When winter turns cold and blustery, my thoughts turn to hot, hearty soups. One of my favorites is stracciatella, or Italian egg drop soup. The name means “torn apart” or “rags” because the egg looks like torn rags in the broth. It’s an easy soup, and it’s also good for you if you include a “super green” like kale or spinach. For the meatballs, use my grandfather’s recipe for ricotta meatballs, but roll them smaller, or use your own favorite meatball recipe. You can make stracciatella vegetarian by leaving out the meatballs and using vegetable broth instead of chicken broth.

One of my other favorites is onion soup casserole. It’s basically French onion soup but less labor intensive because you make it in a casserole rather than in individual bowls. Like the stracciatella it can easily be made vegetarian by substituting the beef broth for vegetable broth. My mom always had a pot of homemade stock simmering away on the stove during the winter months. I make stock in large batches and freeze it in quart containers. I recommend making your own stock for both of these soups, but if you don’t have time, be sure the store-bought broth is low sodium.

STRACCIATELLA (ITALIAN EGG DROP SOUP)

Serves 4–6

6 cups chicken broth
2 large eggs
¼ cup grated Parmesan cheese, plus more for serving
1 cup kale or baby spinach (optional)
1 cup meatballs, rolled the size of a large marble (optional)
1 teaspoon kosher salt
½ teaspoon freshly cracked black pepper

Bring broth to a simmer in an 8-quart pot or Dutch oven. Add salt and pepper. Add the meatballs and, if you’re using, the kale. Simmer for 8 to 10 minutes, or until meatballs are cooked through, and kale is slightly tender.

Meanwhile, in a small measuring cup with a spout, beat together eggs. Turn heat off stock, and use one hand to stir stock in a circular motion and the other hand to pour beaten eggs into stock in a slow, steady stream.

If you are using spinach instead of kale, place a handful in the bottom of each serving bowl, and ladle soup over it. Top each bowl with freshly grated Parmesan cheese, and
serve immediately.

ONION SOUP CASSEROLE

Serves 4–6

6 cups beef broth
2 cups plain croutons or thin slices of toasted baguette
3 tablespoons unsalted butter
4 cups Spanish (yellow) onions (about three medium onions), thinly sliced
3 cups Gruyère cheese
¼ cup sherry or sweet port
2 tablespoons fresh Italian (flat leaf) parsley, finely minced
1 teaspoon kosher salt
½ teaspoon freshly cracked black pepper

Melt the butter in an 8-quart saucepan over medium heat. Add the onions and sauté for 10 minutes, or until soft and caramelized. Add the sherry or port and sauté for 10 more minutes. Add the stock, salt and pepper. Bring to a boil and cook over medium-low heat for 15 minutes.

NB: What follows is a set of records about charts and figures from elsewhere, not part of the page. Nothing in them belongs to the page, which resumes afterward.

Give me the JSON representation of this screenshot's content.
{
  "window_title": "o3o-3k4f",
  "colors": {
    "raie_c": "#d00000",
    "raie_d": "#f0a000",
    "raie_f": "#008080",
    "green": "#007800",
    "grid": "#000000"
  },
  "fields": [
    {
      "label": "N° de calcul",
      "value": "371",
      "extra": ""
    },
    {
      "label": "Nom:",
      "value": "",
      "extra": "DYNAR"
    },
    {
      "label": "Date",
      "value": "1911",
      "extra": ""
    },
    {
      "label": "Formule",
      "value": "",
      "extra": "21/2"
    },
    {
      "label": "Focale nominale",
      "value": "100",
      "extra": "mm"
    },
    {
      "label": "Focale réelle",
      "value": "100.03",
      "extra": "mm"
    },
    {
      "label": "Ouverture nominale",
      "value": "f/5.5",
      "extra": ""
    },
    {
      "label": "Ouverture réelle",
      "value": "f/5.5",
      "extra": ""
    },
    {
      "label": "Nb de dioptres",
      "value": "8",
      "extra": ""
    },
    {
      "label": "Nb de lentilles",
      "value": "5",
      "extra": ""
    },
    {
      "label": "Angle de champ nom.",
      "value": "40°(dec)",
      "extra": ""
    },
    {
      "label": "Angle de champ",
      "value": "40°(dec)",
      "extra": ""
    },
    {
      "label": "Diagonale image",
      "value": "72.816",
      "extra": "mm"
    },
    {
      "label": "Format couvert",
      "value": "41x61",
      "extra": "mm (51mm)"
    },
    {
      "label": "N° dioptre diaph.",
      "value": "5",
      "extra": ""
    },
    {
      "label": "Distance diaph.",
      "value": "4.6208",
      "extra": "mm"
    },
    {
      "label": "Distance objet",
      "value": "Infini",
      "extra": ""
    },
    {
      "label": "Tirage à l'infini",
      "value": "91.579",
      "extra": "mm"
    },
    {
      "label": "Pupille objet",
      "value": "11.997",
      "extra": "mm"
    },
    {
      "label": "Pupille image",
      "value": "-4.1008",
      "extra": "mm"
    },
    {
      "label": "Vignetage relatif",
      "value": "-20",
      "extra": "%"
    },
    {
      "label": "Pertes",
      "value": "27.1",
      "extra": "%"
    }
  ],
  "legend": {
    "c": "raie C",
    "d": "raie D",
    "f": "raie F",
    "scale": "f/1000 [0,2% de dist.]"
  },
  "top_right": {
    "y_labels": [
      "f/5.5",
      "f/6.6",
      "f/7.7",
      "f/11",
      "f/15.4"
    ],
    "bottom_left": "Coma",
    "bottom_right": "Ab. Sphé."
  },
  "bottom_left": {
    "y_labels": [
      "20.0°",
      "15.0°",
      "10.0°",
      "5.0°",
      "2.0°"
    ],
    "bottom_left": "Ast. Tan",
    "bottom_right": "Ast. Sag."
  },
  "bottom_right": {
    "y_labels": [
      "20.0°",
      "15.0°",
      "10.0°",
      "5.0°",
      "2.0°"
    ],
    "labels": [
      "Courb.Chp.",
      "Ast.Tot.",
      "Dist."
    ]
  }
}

In the bottom of an ovenproof round casserole or Dutch oven (7 to 8 quart with sides a minimum of 4 inches high), arrange 1 cup of croutons or toasted baguette, and sprinkle with 1 cup of cheese. Add the remaining cup of croutons or baguette and top with another cup of cheese. Fill the casserole with the soup and sprinkle remaining cup of cheese on top. Place casserole on a cookie sheet lined with foil, and bake for approximately 30 minutes, or until the top is bubbling and golden brown. Ladle soup into bowls, sprinkle parsley over top of each, and serve immediately.